Essa afirmação acena, como a estrela de Belém, para uma atividade luminosa que transformará o roteiro numa escrita visual e com valor cinematográfico. Abrasileirando a expressão, é possível afirmar que roteiro é artesanato. Deve ser feito à mão, com o carinho e a exigência de atenção que o sofrimento exige. O uso irresponsável das novas tecnologias está maltratando o processo criativo dos produtores de conteúdo.  São tantos aplicativos, sites, blogs e técnicas que o respeito aos insights está praticamente em segundo plano. Não é porque existe receita que o bolo não pode ter outro sabor ou forma. Pelo contrário, o uso das ferramentas ajuda a elevar o nível da sofisticação.  O perigo está quando a preguiça se instala e o roteirista abandona o seu modus operandi em prol das fórmulas.  O bom roteirista deve entregar um conteúdo clínico, atento e preciso. Só é pragmático quem sabe o valor das emoções. É por isso que as grandes séries e filmes repercutem: por entrarem no coração da audiência. A máquina pode até tentar, mas o sabor do bolo de fubá da avó é muito mais complexo que o passo a passo da receita.

“De vez em quando, Deus me tira a poesia. Olho pedra e vejo pedra mesmo”.
Adélia Prado

Um dos efeitos colaterais da revolução tecnológica é a difusão de informações rasas. Todos possuem informações. Aliás, informação é o que não falta. O plot twist deste imbróglio é a curadoria. Sai na frente quem potencializa o olhar genuíno sobre as realidades, as concentra sob um recorte e reflete. O desafio está em acreditar em Deus e na mágica do circo, mesmo sabendo que o coelho sempre esteve dentro da cartola. Escrever, desenhar, pintar, cantar e fazer filmes é acreditar no que está por detrás das coisas. É estruturar o subtexto alinhavado, como diz Allan Poe. É preparar o caminho para a mensagem maior, como bem diz São João Batista. Importante trazer essa passagem:

João 1, 26
“João respondeu-lhes, dizendo: “Eu batizo com água; mas, no meio de vós, já está quem vós não conheceis. Ele é aquele que vem depois de mim, cujas correias das sandálias não sou digno de desamarrar”.

O roteirista é como o profeta, que prepara o caminho para a chegada da mensagem maior. E mesmo o bom seguidor não está isento das grandes provas. João pregava no deserto, apontava os erros do mundo e teve a cabeça cortada. Nos tempos atuais, o deserto se povoou de pessoas que mal se conhecem e que provavelmente, apesar de dizerem que gostam muito um dos outros, dificilmente trocarão textos ou terão tempo para discutir um artigo.

“Eis o mistério da fé”

Para escrever bem um roteiro é preciso refletir sobre a realidade e, inclusive, sobre o que é o real. Se as mídias priorizam a imbecilidade, se a depressão se tornou um fenômeno social, se a robótica substituirá o trabalho humano, se a o amor não é praticado, se o vício em vídeo game é uma doença mental, se o silêncio no filme precisa ser explicado, se a vigilância é uma necessidade e se o diálogo se esgotou, qual o caminho?   É mistério mesmo.  Ao que parece, só resta acreditar nos sonhos e praticar as experiências espirituais da criação. LucFerry, pensador francês, diz que a fé laica, ou seja; a fé no outro, poderá ser, se praticada, uma boa alternativa para a serenidade. Pra ele, felicidade não existe.

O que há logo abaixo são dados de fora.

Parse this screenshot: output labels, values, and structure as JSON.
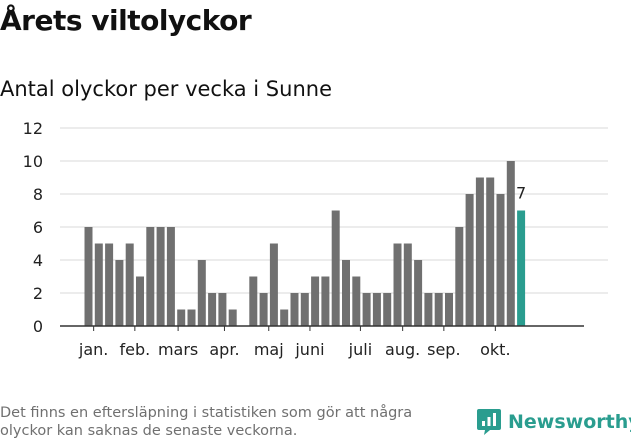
{
  "title": "Årets viltolyckor",
  "subtitle": "Antal olyckor per vecka i Sunne",
  "footnote": "Det finns en eftersläpning i statistiken som gör att några olyckor kan saknas de senaste veckorna.",
  "brand": {
    "name": "Newsworthy",
    "icon": "newsworthy-logo-icon",
    "color": "#2a9d8f"
  },
  "chart_data": {
    "type": "bar",
    "xlabel": "",
    "ylabel": "",
    "ylim": [
      0,
      12
    ],
    "yticks": [
      0,
      2,
      4,
      6,
      8,
      10,
      12
    ],
    "grid": true,
    "weeks": [
      1,
      2,
      3,
      4,
      5,
      6,
      7,
      8,
      9,
      10,
      11,
      12,
      13,
      14,
      15,
      16,
      17,
      18,
      19,
      20,
      21,
      22,
      23,
      24,
      25,
      26,
      27,
      28,
      29,
      30,
      31,
      32,
      33,
      34,
      35,
      36,
      37,
      38,
      39,
      40,
      41,
      42,
      43,
      44
    ],
    "values": [
      6,
      5,
      5,
      4,
      5,
      3,
      6,
      6,
      6,
      1,
      1,
      4,
      2,
      2,
      1,
      0,
      3,
      2,
      5,
      1,
      2,
      2,
      3,
      3,
      7,
      4,
      3,
      2,
      2,
      2,
      5,
      5,
      4,
      2,
      2,
      2,
      6,
      8,
      9,
      9,
      8,
      10,
      7,
      0
    ],
    "month_labels": [
      {
        "label": "jan.",
        "week": 1.5
      },
      {
        "label": "feb.",
        "week": 5.5
      },
      {
        "label": "mars",
        "week": 9.7
      },
      {
        "label": "apr.",
        "week": 14.2
      },
      {
        "label": "maj",
        "week": 18.5
      },
      {
        "label": "juni",
        "week": 22.5
      },
      {
        "label": "juli",
        "week": 27.4
      },
      {
        "label": "aug.",
        "week": 31.5
      },
      {
        "label": "sep.",
        "week": 35.5
      },
      {
        "label": "okt.",
        "week": 40.5
      }
    ],
    "highlight": {
      "week": 43,
      "value": 7,
      "label": "7"
    },
    "bar_color": "#707070",
    "highlight_color": "#2a9d8f"
  }
}
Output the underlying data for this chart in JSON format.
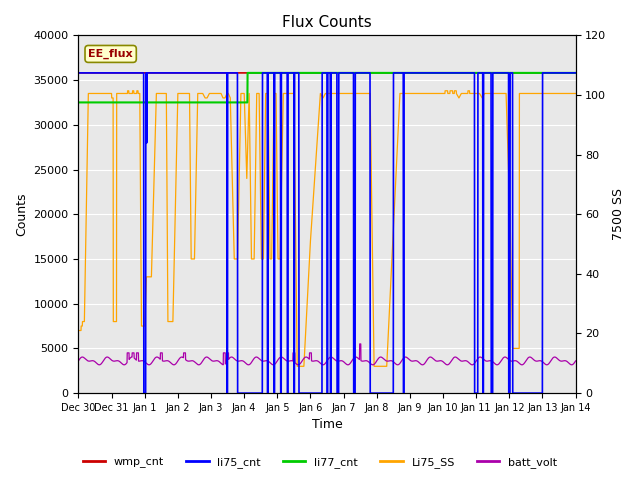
{
  "title": "Flux Counts",
  "xlabel": "Time",
  "ylabel_left": "Counts",
  "ylabel_right": "7500 SS",
  "ylim_left": [
    0,
    40000
  ],
  "ylim_right": [
    0,
    120
  ],
  "annotation_text": "EE_flux",
  "bg_color": "#e8e8e8",
  "colors": {
    "wmp_cnt": "#cc0000",
    "li75_cnt": "#0000ff",
    "li77_cnt": "#00cc00",
    "Li75_SS": "#ffa500",
    "batt_volt": "#aa00aa"
  },
  "tick_labels": [
    "Dec 30",
    "Dec 31",
    "Jan 1",
    "Jan 2",
    "Jan 3",
    "Jan 4",
    "Jan 5",
    "Jan 6",
    "Jan 7",
    "Jan 8",
    "Jan 9",
    "Jan 10",
    "Jan 11",
    "Jan 12",
    "Jan 13",
    "Jan 14"
  ],
  "tick_positions": [
    0,
    1,
    2,
    3,
    4,
    5,
    6,
    7,
    8,
    9,
    10,
    11,
    12,
    13,
    14,
    15
  ],
  "yticks_left": [
    0,
    5000,
    10000,
    15000,
    20000,
    25000,
    30000,
    35000,
    40000
  ],
  "yticks_right": [
    0,
    20,
    40,
    60,
    80,
    100,
    120
  ]
}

“Deixe que os mortos enterrem os mortos”

Na sociedade do medo, surge um caminho: viver a experiência genuína da vida.  É com todos os percalços do dia a dia, das misérias e dos prodígios, das opressões dos conceitos e da liberdade que se desconhece, dos ombros resvalados na pia da cozinha, dos ciúmes e das eternas juras de amor, das crises e das bonanças, da ideia genial e da procrastinação do trabalho que a beleza do mistério se encontra. É com grandes traumas e divinas libertações que a vida se faz. É por isso que o poeta escreve.  Não há vida sem conflito e é essa a benção do roteirista.

Ladainha
Na tentação da carne, pedi a Deus que me livrasse da tristeza. "Quero ser alegre, Senhor! Quero sair por aí cantando glórias." A lágrima à beira de desaguar secou ao ouvir a voz do Mestre: "Sossega, menino! És poeta! Acaso não sabeis?".
Jussan Silva e Silva


“O interessante da vida é a tarefa da vida”.